Pourquoi la banlieue sud pèse moins que son poids

Comment expliquer qu'un territoire aussi peuplé obtienne moins d'engagements fermes que Laval ou Québec? Trois facteurs se combinent.

La fragmentation politique. Là où Laval forme une seule ville, une seule MRC de fait et un bloc de circonscriptions homogène, la Couronne-Sud éclate en dizaines de municipalités et plusieurs MRC. Un maire de Laval parle pour 450 000 personnes; un maire de Candiac parle pour 22 000. C'est précisément ce que la TPECS tente de corriger en harmonisant les demandes : un seul document, cinq priorités, une voix.

L'absence d'un « grand projet » identifiable. Québec a le tramway et le troisième lien; Laval a le prolongement de la ligne orange. La Couronne-Sud, elle, présente une addition de besoins diffus — conduites d'eau, places en CPE, logements, dessertes d'autobus, entretien routier — moins photogéniques en campagne électorale qu'un ruban à couper.

Le paradoxe des circonscriptions pivots. La rive sud compte plusieurs sièges historiquement volatils, passés du Parti québécois au Parti libéral puis à la Coalition avenir Québec au fil des cycles. En théorie, cette volatilité devrait attirer les promesses. En pratique, elle pousse les partis vers des messages nationaux — impôts, santé, immigration — plutôt que vers des engagements territoriaux chiffrés, plus risqués parce que vérifiables après le scrutin.

Ce que ça change pour la suite

Le dépôt de listes de priorités par la TPECS, puis par Candiac et La Prairie, crée un précédent utile : un document public auquel les élus pourront se référer après le vote. C'est une stratégie qui a porté fruit ailleurs — les régions qui obtiennent le plus dans les budgets provinciaux sont généralement celles qui ont documenté leurs demandes avant la campagne, pas après.

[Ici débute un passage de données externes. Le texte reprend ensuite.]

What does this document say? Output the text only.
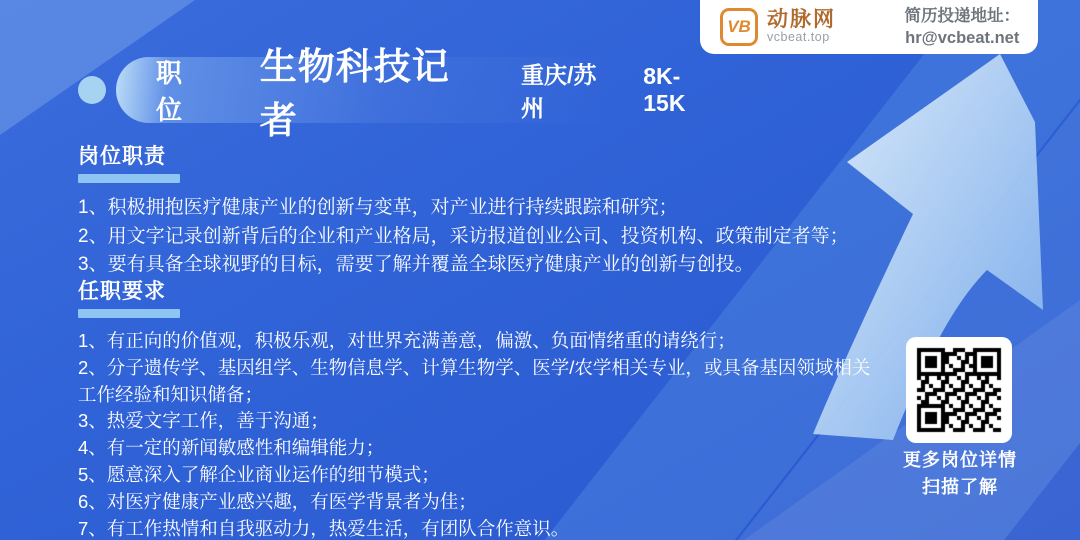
VB 动脉网
vcbeat.top
简历投递地址：
hr@vcbeat.net
职位
生物科技记者
重庆/苏州
8K-15K
岗位职责
1、积极拥抱医疗健康产业的创新与变革，对产业进行持续跟踪和研究；
2、用文字记录创新背后的企业和产业格局，采访报道创业公司、投资机构、政策制定者等；
3、要有具备全球视野的目标，需要了解并覆盖全球医疗健康产业的创新与创投。
任职要求
1、有正向的价值观，积极乐观，对世界充满善意，偏激、负面情绪重的请绕行；
2、分子遗传学、基因组学、生物信息学、计算生物学、医学/农学相关专业，或具备基因领域相关工作经验和知识储备；
3、热爱文字工作，善于沟通；
4、有一定的新闻敏感性和编辑能力；
5、愿意深入了解企业商业运作的细节模式；
6、对医疗健康产业感兴趣，有医学背景者为佳；
7、有工作热情和自我驱动力，热爱生活，有团队合作意识。
更多岗位详情
扫描了解
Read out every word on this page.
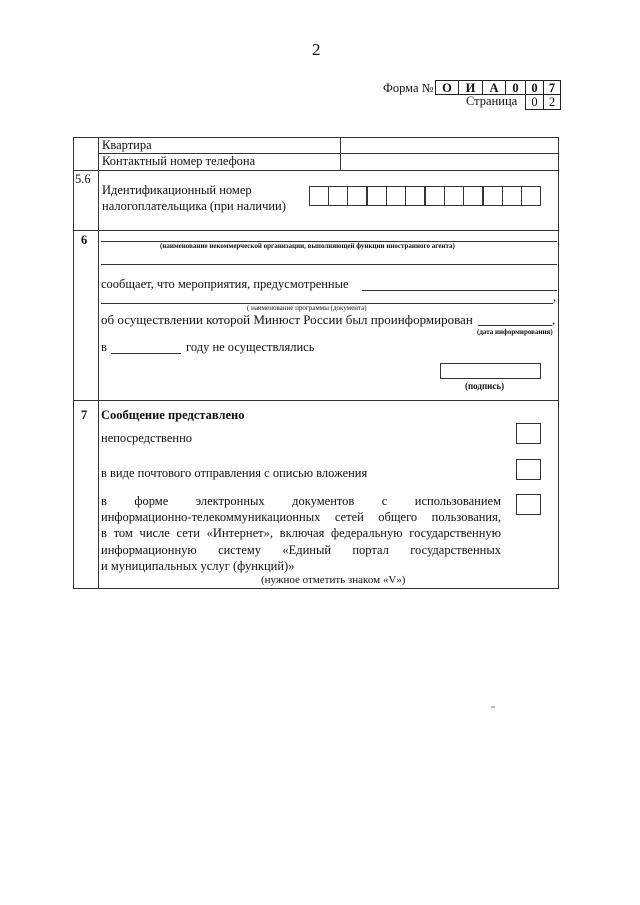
2
Форма № О	И	А	0	0 7
Страница	0 2
Квартира
Контактный номер телефона
5.6
Идентификационный номер
налогоплательщика (при наличии)
6	(наименование некоммерческой организации, выполняющей функции иностранного агента)
сообщает, что мероприятия, предусмотренные
,
( наименование программы (документа)
об осуществлении которой Минюст России был проинформирован	,
(дата информирования)
в	году не осуществлялись
(подпись)
7 Сообщение представлено
непосредственно
в виде почтового отправления с описью вложения
в форме электронных документов с использованием
информационно-телекоммуникационных сетей общего пользования,
в том числе сети «Интернет», включая федеральную государственную
информационную систему «Единый портал государственных
и муниципальных услуг (функций)»
(нужное отметить знаком «V»)
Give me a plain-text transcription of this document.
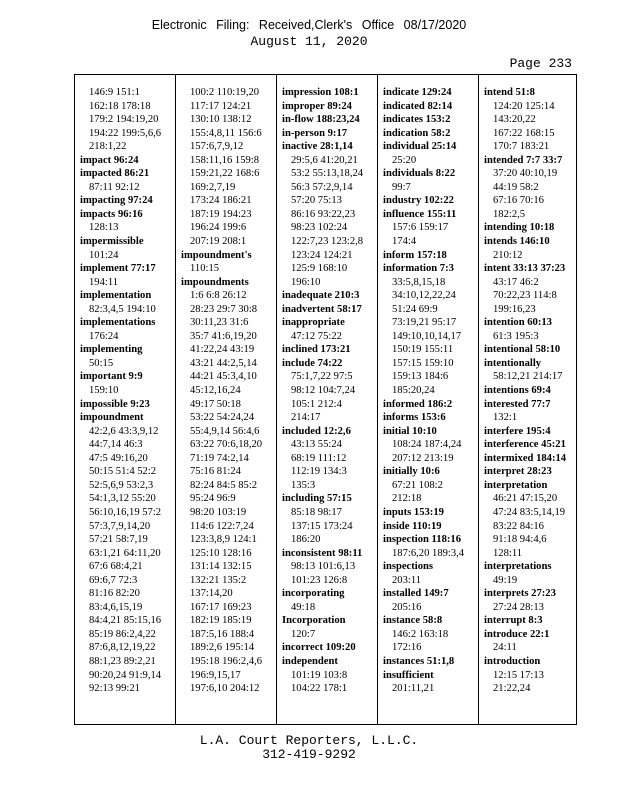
Electronic Filing: Received,Clerk's Office 08/17/2020
August 11, 2020
Page 233
146:9 151:1
162:18 178:18
179:2 194:19,20
194:22 199:5,6,6
218:1,22
impact 96:24
impacted 86:21
87:11 92:12
impacting 97:24
impacts 96:16
128:13
impermissible
101:24
implement 77:17
194:11
implementation
82:3,4,5 194:10
implementations
176:24
implementing
50:15
important 9:9
159:10
impossible 9:23
impoundment
42:2,6 43:3,9,12
44:7,14 46:3
47:5 49:16,20
50:15 51:4 52:2
52:5,6,9 53:2,3
54:1,3,12 55:20
56:10,16,19 57:2
57:3,7,9,14,20
57:21 58:7,19
63:1,21 64:11,20
67:6 68:4,21
69:6,7 72:3
81:16 82:20
83:4,6,15,19
84:4,21 85:15,16
85:19 86:2,4,22
87:6,8,12,19,22
88:1,23 89:2,21
90:20,24 91:9,14
92:13 99:21
100:2 110:19,20
117:17 124:21
130:10 138:12
155:4,8,11 156:6
157:6,7,9,12
158:11,16 159:8
159:21,22 168:6
169:2,7,19
173:24 186:21
187:19 194:23
196:24 199:6
207:19 208:1
impoundment's
110:15
impoundments
1:6 6:8 26:12
28:23 29:7 30:8
30:11,23 31:6
35:7 41:6,19,20
41:22,24 43:19
43:21 44:2,5,14
44:21 45:3,4,10
45:12,16,24
49:17 50:18
53:22 54:24,24
55:4,9,14 56:4,6
63:22 70:6,18,20
71:19 74:2,14
75:16 81:24
82:24 84:5 85:2
95:24 96:9
98:20 103:19
114:6 122:7,24
123:3,8,9 124:1
125:10 128:16
131:14 132:15
132:21 135:2
137:14,20
167:17 169:23
182:19 185:19
187:5,16 188:4
189:2,6 195:14
195:18 196:2,4,6
196:9,15,17
197:6,10 204:12
impression 108:1
improper 89:24
in-flow 188:23,24
in-person 9:17
inactive 28:1,14
29:5,6 41:20,21
53:2 55:13,18,24
56:3 57:2,9,14
57:20 75:13
86:16 93:22,23
98:23 102:24
122:7,23 123:2,8
123:24 124:21
125:9 168:10
196:10
inadequate 210:3
inadvertent 58:17
inappropriate
47:12 75:22
inclined 173:21
include 74:22
75:1,7,22 97:5
98:12 104:7,24
105:1 212:4
214:17
included 12:2,6
43:13 55:24
68:19 111:12
112:19 134:3
135:3
including 57:15
85:18 98:17
137:15 173:24
186:20
inconsistent 98:11
98:13 101:6,13
101:23 126:8
incorporating
49:18
Incorporation
120:7
incorrect 109:20
independent
101:19 103:8
104:22 178:1
indicate 129:24
indicated 82:14
indicates 153:2
indication 58:2
individual 25:14
25:20
individuals 8:22
99:7
industry 102:22
influence 155:11
157:6 159:17
174:4
inform 157:18
information 7:3
33:5,8,15,18
34:10,12,22,24
51:24 69:9
73:19,21 95:17
149:10,10,14,17
150:19 155:11
157:15 159:10
159:13 184:6
185:20,24
informed 186:2
informs 153:6
initial 10:10
108:24 187:4,24
207:12 213:19
initially 10:6
67:21 108:2
212:18
inputs 153:19
inside 110:19
inspection 118:16
187:6,20 189:3,4
inspections
203:11
installed 149:7
205:16
instance 58:8
146:2 163:18
172:16
instances 51:1,8
insufficient
201:11,21
intend 51:8
124:20 125:14
143:20,22
167:22 168:15
170:7 183:21
intended 7:7 33:7
37:20 40:10,19
44:19 58:2
67:16 70:16
182:2,5
intending 10:18
intends 146:10
210:12
intent 33:13 37:23
43:17 46:2
70:22,23 114:8
199:16,23
intention 60:13
61:3 195:3
intentional 58:10
intentionally
58:12,21 214:17
intentions 69:4
interested 77:7
132:1
interfere 195:4
interference 45:21
intermixed 184:14
interpret 28:23
interpretation
46:21 47:15,20
47:24 83:5,14,19
83:22 84:16
91:18 94:4,6
128:11
interpretations
49:19
interprets 27:23
27:24 28:13
interrupt 8:3
introduce 22:1
24:11
introduction
12:15 17:13
21:22,24
L.A. Court Reporters, L.L.C.
312-419-9292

Mais l'exercice a une limite : une plateforme municipale ne vaut que par les réponses qu'elle obtient. Or, quand les candidats déclinent les invitations aux débats sectoriels sur le logement et les aînés, il devient difficile de comparer les positions, donc de tenir quiconque responsable ensuite.

Entre-temps, les conseils municipaux continuent de gérer l'ordinaire avec les moyens du bord : Mont-Saint-Hilaire dépose une demande d'aide financière au Fonds des municipalités pour la biodiversité afin de protéger ses berges, Sainte-Julie mandate une firme pour 54 860 $ afin de sécuriser le chemin du Fer-à-Cheval, Boucherville réaménage deux parcs, Longueuil justifie ses travaux de repavage. Ce sont ces additions de petits contrats, financés localement, qui composent le vrai visage des finances municipales en Montérégie — et qui expliquent pourquoi les élus de la Couronne-Sud insistent tant, cette fois, sur le mot « stable ».